- Born: Jacqueline Anne Stedall 4 August 1950 Romford, Essex, England, UK
- Died: 27 September 2014 (aged 64)
- Occupation: Mathematics historian

Academic background
- Education: Queen Mary's High School
- Alma mater: Girton College, Cambridge; University of Kent; Bristol Polytechnic; Open University;

Academic work
- Discipline: Mathematics
- Sub-discipline: History of mathematics
- Institutions: University of Bristol; The Queen's College, Oxford;
- Notable works: The History of Mathematics: A Very Short Introduction (2012)

= Jackie Stedall =

British mathematics historian

Jacqueline Anne "Jackie" Stedall (4 August 1950 – 27 September 2014) was a British mathematics historian. She wrote nine books, and appeared on radio on BBC Radio 4's In Our Time programme.

== Early life ==
Stedall was born in Romford, Essex, and attended Queen Mary's High School in Walsall. Her academic achievements included a BA in mathematics from Girton College, Cambridge, an MSc in statistics from the University of Kent, a PGCE from Bristol Polytechnic (now the University of the West of England), and a PhD in the history of mathematics from the Open University. Her PhD focused upon John Wallis' 1685 work Treatise of Algebra.

== Career ==
After her MSc degree, Stedall worked for three years as a statistician at the University of Bristol, and four years as an administrator for War on Want. Subsequently, she worked as a teacher for eight years. Stedall's academic career began in 2000, when she became a Clifford Norton student at The Queen's College, Oxford, studying the history of science. She later became a fellow of the college, and created a third-year module on the history of mathematics at the University of Oxford. In 2002, Stedall became the managing editor of the British Society for the History of Mathematics's newsletter, which later became the BSHM Bulletin journal. She worked alongside fellow mathematical historian Eleanor Robson.
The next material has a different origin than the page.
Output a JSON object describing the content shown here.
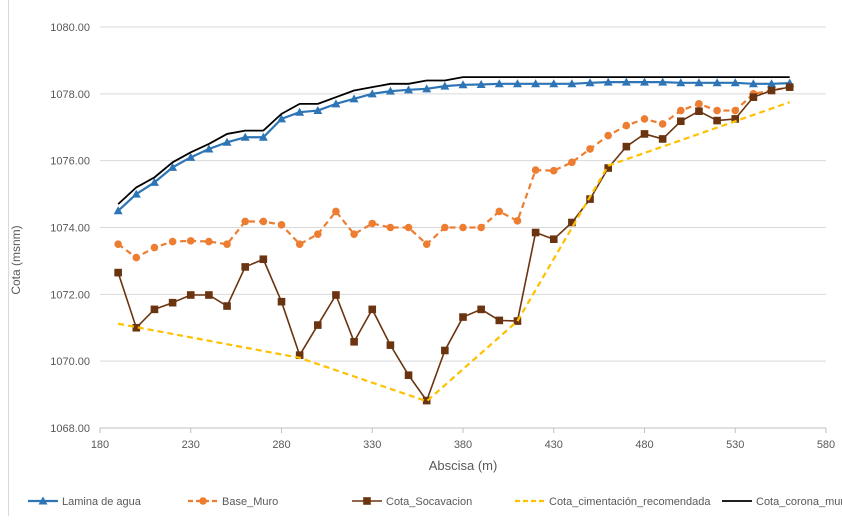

Stedall appeared multiple times on the BBC Radio 4 programme In Our Time. Topics that she discussed on the programme included Archimedes, whether Isaac Newton or Gottfried Wilhelm Leibniz were the founder of calculus, the Fibonacci sequence, prime numbers in finance, and Renaissance era mathematics.

==Books==
Stedall wrote a 2008 book Mathematics Emerging which was used as the primary textbook for her course.
She also co-edited and published the Oxford Handbook of the History of Mathematics.
With Janet Beery, she co-edited Thomas Harriot’s Doctrine of Triangular Numbers: the 'Magisteria Magna' (European Mathematical Society, 2009).

In 2012, Stedall wrote the book The History of Mathematics: A Very Short Introduction, part of the Oxford University Press' Very Short Introduction series of books. The book focused on "what mathematical historians do and how they do it". It won the 2013 Neumann Prize for the best English-language book on the history of mathematics.

== Personal life ==
Stedall was married and had two children.

Whilst suffering from cancer, Stedall joined the Painswick Friends' meeting house, which "helped her find peace with her illness". In March 2014, she was robbed by a Romanian fraud gang, who stole her bank card.

Stedall died of cancer on 27 September 2014. In her will, she donated money to Queen's College Library for the preservation of mathematical history books. In 2015, the Canadian Society for History and Philosophy of Mathematics held a special session to remember Stedall, and in 2016, the British Society for the History of Mathematics held a two-day meeting at Queen's College on sixteenth- and seventeenth-century algebra, which they dedicated to Stedall.